Assuming a London-based couple, each earning an average salary, could save and subsequently plead with the bank of Mum & Dad to help them accumulate the 10% deposit with which to buy an average home. Let’s call it £50,000. They would then need to borrow £446,000 at, say, 2.5% fixed for 30 years, which equates to mortgage repayments of £1,775 a month. Arranging the same deal over 25 years would cost them more than £24,000 a year.
Then there’s council tax, utility bills, commuting expenses and a host of other outgoings which make me wonder how on earth anyone in the capital can afford to walk around grasping one of those expensive coffees everyone under 35 appears so keen to hold onto.
While this quick calculation focuses on London, it might seem a little depressing for anyone considering buying a home, irrespective of where it is, although help is at hand in the form of two specific types of ISA, provided you get your skates on.
There are half a dozen variants on the ISA theme, but the ones most likely to appeal to first time buyers are the Help to Buy (HTB) version and the Lifetime ISA (Lisa).
HTB ISAs were introduced in December 2015 and in a little less than two years (November 2019), it will no longer be possible to open a new one.
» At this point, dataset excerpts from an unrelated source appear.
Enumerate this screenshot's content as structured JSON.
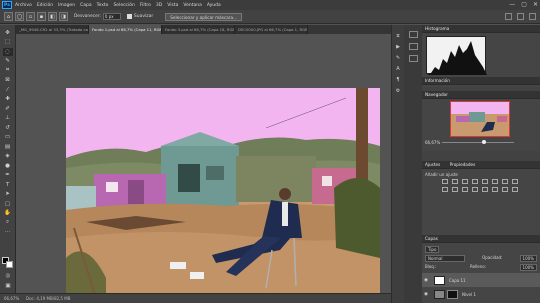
{
  "app": {
    "logo": "Ps"
  },
  "menu": [
    "Archivo",
    "Edición",
    "Imagen",
    "Capa",
    "Texto",
    "Selección",
    "Filtro",
    "3D",
    "Vista",
    "Ventana",
    "Ayuda"
  ],
  "window_controls": [
    "—",
    "▢",
    "✕"
  ],
  "options": {
    "desvanecer_label": "Desvanecer:",
    "desvanecer_value": "0 px",
    "suavizar_label": "Suavizar",
    "select_mask_label": "Seleccionar y aplicar máscara..."
  },
  "tabs": [
    {
      "label": "_MG_9946.CR2 al 33,3% (Tratado capas R...",
      "active": false
    },
    {
      "label": "Fondo 1.psd al 66,7% (Capa 11, RGB/8#) *",
      "active": true
    },
    {
      "label": "Fondo 3.psd al 66,7% (Capa 18, RGB/8) *",
      "active": false
    },
    {
      "label": "DSC0000.JPG al 66,7% (Capa 1, RGB/8#) *",
      "active": false
    }
  ],
  "status": {
    "zoom": "66,67%",
    "doc": "Doc: 4,19 MB/82,5 MB"
  },
  "panels": {
    "histogram": "Histograma",
    "info": "Información",
    "navigator": "Navegador",
    "nav_zoom": "66,67%",
    "adjustments": "Ajustes",
    "properties": "Propiedades",
    "add_adjustment": "Añadir un ajuste",
    "layers": "Capas",
    "kind": "Tipo",
    "blend_mode": "Normal",
    "opacity_label": "Opacidad:",
    "opacity_value": "100%",
    "lock_label": "Bloq.:",
    "fill_label": "Relleno:",
    "fill_value": "100%",
    "layer_items": [
      {
        "name": "Capa 11",
        "selected": true
      },
      {
        "name": "Nivel 1",
        "selected": false
      }
    ]
  },
  "colors": {
    "sky": "#f2b5f0",
    "navigator_border": "#d83a3a",
    "accent": "#31a8ff"
  }
}
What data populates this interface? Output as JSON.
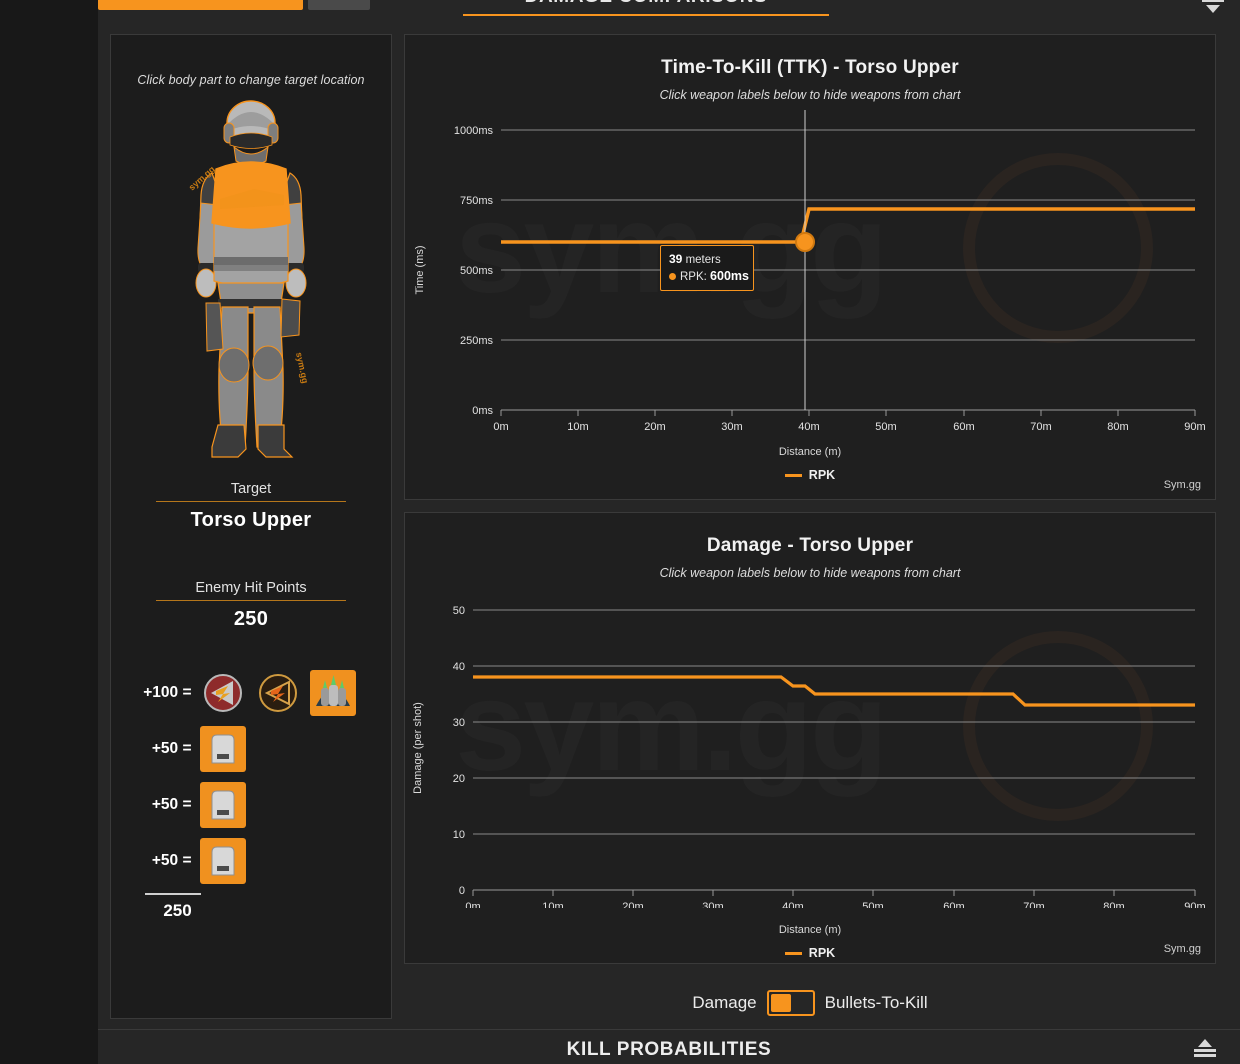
{
  "topbar": {
    "tab_active_label": "",
    "tab_inactive_label": "",
    "section_title": "DAMAGE COMPARISONS",
    "collapse_icon": "collapse-icon"
  },
  "left_panel": {
    "hint": "Click body part to change target location",
    "figure_watermark": "sym.gg",
    "target": {
      "label": "Target",
      "value": "Torso Upper"
    },
    "hit_points": {
      "label": "Enemy Hit Points",
      "value": "250"
    },
    "armor_rows": [
      {
        "eq": "+100 =",
        "icons": [
          "health-class-icon-1",
          "health-class-icon-2",
          "health-class-icon-3"
        ],
        "selected_index": 2
      },
      {
        "eq": "+50 =",
        "icons": [
          "armor-plate-icon"
        ],
        "selected_index": 0
      },
      {
        "eq": "+50 =",
        "icons": [
          "armor-plate-icon"
        ],
        "selected_index": 0
      },
      {
        "eq": "+50 =",
        "icons": [
          "armor-plate-icon"
        ],
        "selected_index": 0
      }
    ],
    "armor_total": "250"
  },
  "ttk_chart": {
    "title": "Time-To-Kill (TTK) - Torso Upper",
    "subtitle": "Click weapon labels below to hide weapons from chart",
    "legend": [
      {
        "label": "RPK",
        "color": "#f7941e"
      }
    ],
    "brand": "Sym.gg",
    "tooltip": {
      "distance": "39",
      "distance_unit": "meters",
      "series": "RPK",
      "value": "600ms"
    }
  },
  "damage_chart": {
    "title": "Damage - Torso Upper",
    "subtitle": "Click weapon labels below to hide weapons from chart",
    "legend": [
      {
        "label": "RPK",
        "color": "#f7941e"
      }
    ],
    "brand": "Sym.gg"
  },
  "toggle": {
    "left_label": "Damage",
    "right_label": "Bullets-To-Kill",
    "state": "Damage"
  },
  "bottom": {
    "title": "KILL PROBABILITIES",
    "expand_icon": "expand-icon"
  },
  "colors": {
    "accent": "#f7941e",
    "panel": "#1f1f1f",
    "background": "#262626",
    "text": "#ededed"
  },
  "chart_data": [
    {
      "type": "line",
      "id": "ttk",
      "title": "Time-To-Kill (TTK) - Torso Upper",
      "subtitle": "Click weapon labels below to hide weapons from chart",
      "xlabel": "Distance (m)",
      "ylabel": "Time (ms)",
      "xlim": [
        0,
        90
      ],
      "ylim": [
        0,
        1000
      ],
      "xticks": [
        0,
        10,
        20,
        30,
        40,
        50,
        60,
        70,
        80,
        90
      ],
      "xticklabels": [
        "0m",
        "10m",
        "20m",
        "30m",
        "40m",
        "50m",
        "60m",
        "70m",
        "80m",
        "90m"
      ],
      "yticks": [
        0,
        250,
        500,
        750,
        1000
      ],
      "yticklabels": [
        "0ms",
        "250ms",
        "500ms",
        "750ms",
        "1000ms"
      ],
      "grid": "horizontal",
      "legend_position": "bottom",
      "series": [
        {
          "name": "RPK",
          "color": "#f7941e",
          "x": [
            0,
            39,
            39,
            90
          ],
          "values": [
            600,
            600,
            720,
            720
          ]
        }
      ],
      "annotations": [
        {
          "type": "crosshair",
          "x": 39
        },
        {
          "type": "marker",
          "x": 39,
          "y": 600
        },
        {
          "type": "tooltip",
          "x": 39,
          "text": "39 meters / RPK: 600ms"
        }
      ]
    },
    {
      "type": "line",
      "id": "damage",
      "title": "Damage - Torso Upper",
      "subtitle": "Click weapon labels below to hide weapons from chart",
      "xlabel": "Distance (m)",
      "ylabel": "Damage (per shot)",
      "xlim": [
        0,
        90
      ],
      "ylim": [
        0,
        50
      ],
      "xticks": [
        0,
        10,
        20,
        30,
        40,
        50,
        60,
        70,
        80,
        90
      ],
      "xticklabels": [
        "0m",
        "10m",
        "20m",
        "30m",
        "40m",
        "50m",
        "60m",
        "70m",
        "80m",
        "90m"
      ],
      "yticks": [
        0,
        10,
        20,
        30,
        40,
        50
      ],
      "yticklabels": [
        "0",
        "10",
        "20",
        "30",
        "40",
        "50"
      ],
      "grid": "horizontal",
      "legend_position": "bottom",
      "series": [
        {
          "name": "RPK",
          "color": "#f7941e",
          "x": [
            0,
            38,
            39,
            40,
            41,
            67,
            68,
            90
          ],
          "values": [
            38,
            38,
            36.5,
            36.5,
            35,
            35,
            33,
            33
          ]
        }
      ]
    }
  ]
}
Individuals may save up to £12,000 into an HTB ISA and provided they have a minimum of £1,600 in the account when buying a home, a 25% taxpayer bonus is added, to a maximum of £3,000. Couples keen to get a foot on the housing ladder can, therefore, each save the maximum amount which, in theory, would give them a joint £30,000 towards their property purchase.
The Lisa, introduced in April and targeted specifically at 18-39-year-old savers, is slightly more generous, although as you may have guessed, state largesse is invariably accompanied by restrictions. This is true of the Lisa, though it has a potentially dual role.
Up to £4,000 a year can be saved into a Lisa, which also attracts a 25% taxpayer bonus. However, the funds may only be used (by first-time buyers) to buy a home, or alternatively, for retirement.
Savings can continue to be made up to the age of 50; anyone saving the maximum amount each year would, therefore, receive bonuses up to £33,000, but for those considering using the funds in a Lisa for retirement, a 25% penalty applies if they withdraw the cash before reaching 60.
This potentially nasty sting in the tail may dissuade people from using the Lisa as a form of pension saving, but for prospective home buyers, it looks at least as attractive as the HTB ISA. Of course, if you’re planning to buy in London, saving the maximum into either ISA is a good idea and if you have £2.50 left over, the occasional punt on the Lottery may pay dividends. Good luck.